Hello, I'm a scientist. Specifically, a physics professor. I know — so what? So nothing. I’ve never been a Scientologist, never even taken their personality test. It's just that over the past year or so, reading stuff online, I’ve become fascinated by Scientology as a phenomenon. I’ve been lurking here for a few months now, and I notice that the ESMB FAQ says people with no Scientology history are welcome to post.
What I can offer is a sort of reality check. My impression is that a lot of smart people get caught in Scientology when they are young or otherwise vulnerable; and then once they’ve been in a few years, it can be really hard to escape the Scientology worldview. So maybe someone will find it useful to know what it all looks like to an educated adult with an open but scientifically informed mind. I'm not saying the conclusions are any surprise, but it may be handy to know that they're obvious to an outsider.

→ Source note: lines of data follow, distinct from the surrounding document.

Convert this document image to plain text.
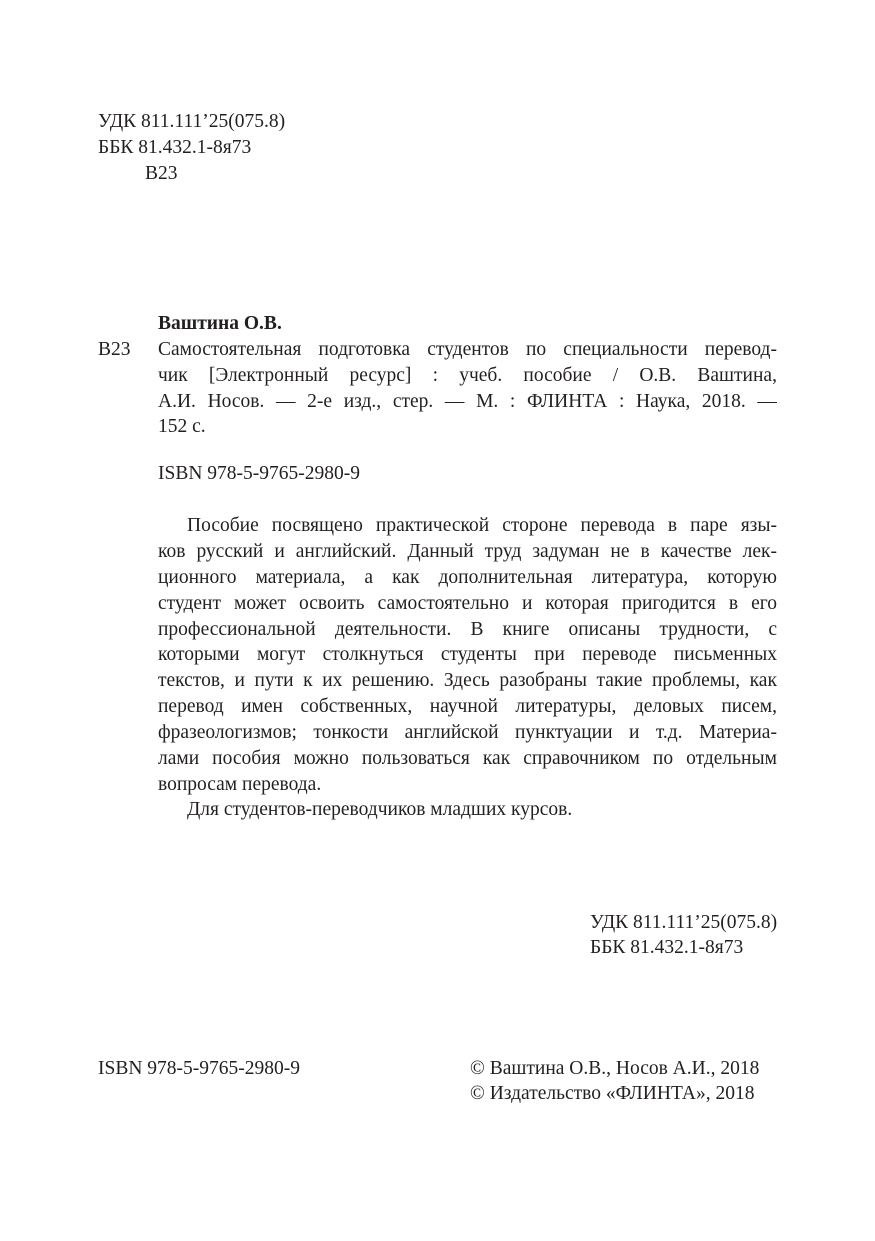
УДК 811.111’25(075.8)
ББК 81.432.1-8я73
В23
Ваштина О.В.
В23 Самостоятельная подготовка студентов по специальности перевод-
чик [Электронный ресурс] : учеб. пособие / О.В. Ваштина,
А.И. Носов. — 2-е изд., стер. — М. : ФЛИНТА : Наука, 2018. —
152 с.
ISBN 978-5-9765-2980-9
Пособие посвящено практической стороне перевода в паре язы-
ков русский и английский. Данный труд задуман не в качестве лек-
ционного материала, а как дополнительная литература, которую
студент может освоить самостоятельно и которая пригодится в его
профессиональной деятельности. В книге описаны трудности, с
которыми могут столкнуться студенты при переводе письменных
текстов, и пути к их решению. Здесь разобраны такие проблемы, как
перевод имен собственных, научной литературы, деловых писем,
фразеологизмов; тонкости английской пунктуации и т.д. Материа-
лами пособия можно пользоваться как справочником по отдельным
вопросам перевода.
Для студентов-переводчиков младших курсов.
УДК 811.111’25(075.8)
ББК 81.432.1-8я73
ISBN 978-5-9765-2980-9	© Ваштина О.В., Носов А.И., 2018
© Издательство «ФЛИНТА», 2018
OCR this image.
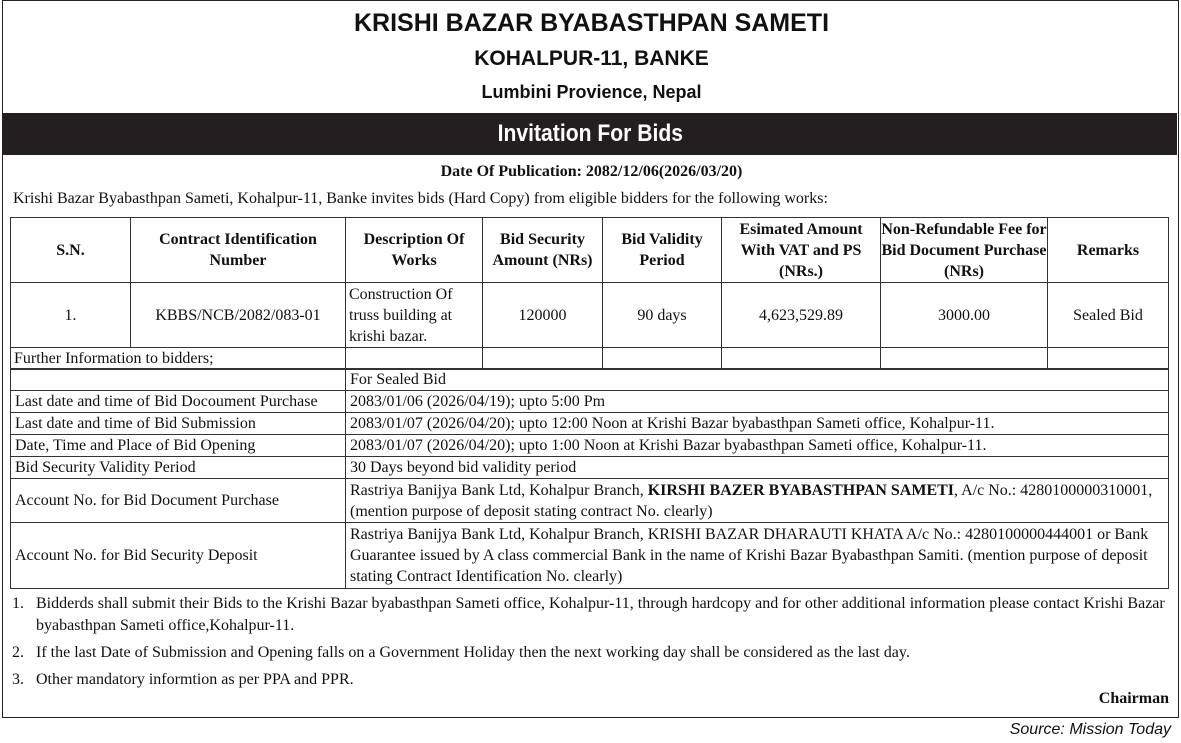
KRISHI BAZAR BYABASTHPAN SAMETI
KOHALPUR-11, BANKE
Lumbini Provience, Nepal
Invitation For Bids
Date Of Publication: 2082/12/06(2026/03/20)
Krishi Bazar Byabasthpan Sameti, Kohalpur-11, Banke invites bids (Hard Copy) from eligible bidders for the following works:
S.N.	Contract Identification Number	Description Of Works	Bid Security Amount (NRs)	Bid Validity Period	Esimated Amount With VAT and PS (NRs.)	Non-Refundable Fee for Bid Document Purchase (NRs)	Remarks
1.	KBBS/NCB/2082/083-01	Construction Of truss building at krishi bazar.	120000	90 days	4,623,529.89	3000.00	Sealed Bid
Further Information to bidders;							
	For Sealed Bid
Last date and time of Bid Docoument Purchase	2083/01/06 (2026/04/19); upto 5:00 Pm
Last date and time of Bid Submission	2083/01/07 (2026/04/20); upto 12:00 Noon at Krishi Bazar byabasthpan Sameti office, Kohalpur-11.
Date, Time and Place of Bid Opening	2083/01/07 (2026/04/20); upto 1:00 Noon at Krishi Bazar byabasthpan Sameti office, Kohalpur-11.
Bid Security Validity Period	30 Days beyond bid validity period
Account No. for Bid Document Purchase	Rastriya Banijya Bank Ltd, Kohalpur Branch, KIRSHI BAZER BYABASTHPAN SAMETI, A/c No.: 4280100000310001, (mention purpose of deposit stating contract No. clearly)
Account No. for Bid Security Deposit	Rastriya Banijya Bank Ltd, Kohalpur Branch, KRISHI BAZAR DHARAUTI KHATA A/c No.: 4280100000444001 or Bank Guarantee issued by A class commercial Bank in the name of Krishi Bazar Byabasthpan Samiti. (mention purpose of deposit stating Contract Identification No. clearly)
1. Bidderds shall submit their Bids to the Krishi Bazar byabasthpan Sameti office, Kohalpur-11, through hardcopy and for other additional information please contact Krishi Bazar byabasthpan Sameti office,Kohalpur-11.
2. If the last Date of Submission and Opening falls on a Government Holiday then the next working day shall be considered as the last day.
3. Other mandatory informtion as per PPA and PPR.
Chairman
Source: Mission Today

First, it’s obvious that there are no ‘superpower’ OT abilities, such as ‘stable exteriorization with full perception’. It’s obvious because out-of-body perception, or creating even tiny amounts of physical mass or force by mental ‘mocking up’, would be huge and basic violations of natural law as we now understand it. Now, my point is not that we are sure that what we now understand must be true! My greatest hope is that there are major new discoveries still to be made; if not, I'm wasting my life. My point is that OT superpowers would be a major new discovery.
Anyone who really had OT superpowers would easily be able to demonstrate them rigorously. And then, because this would be so scientifically surprising, they wouldn’t just win the million dollar prize of the James Randi Foundation. They’d win the Nobel prize in physics, get their name up in the lights of world history along with Isaac Newton and Albert Einstein, and immediately gain the stature to draw millions of people onto ‘the Bridge’. Anyone who could do that, surely would do that. Nobody has, so we know that nobody can.
On the other hand, though, at least a few bits of Scientology probably do work, as far as they go. Quasi-hypnotic euphoria from prolonged concentration, subjective sensations of being out of one's body, other stuff like this, these are all known phenomena. There are a lot of funny mental quirks in the human brain that are not yet fully understood, but perfectly real. Scientology may well have managed to include a few of these. That doesn’t mean they are what Scientology says they are. Just because the bait is real cheese doesn’t mean the trap is not a trap.
So it seems likely that a few basic things in Scientology do work, though they will also work at least as well outside Scientology; but the big promises in Scientology certainly do not. What keeps people stuck wasting years of their lives, hoping vainly to advance from their initial cool but modest 'wins' to the nonexistent OT states? This kind of psychology isn't my field, but I think an explanation that fits all the facts I've seen can be found in the folktale of the Emperor's New Clothes.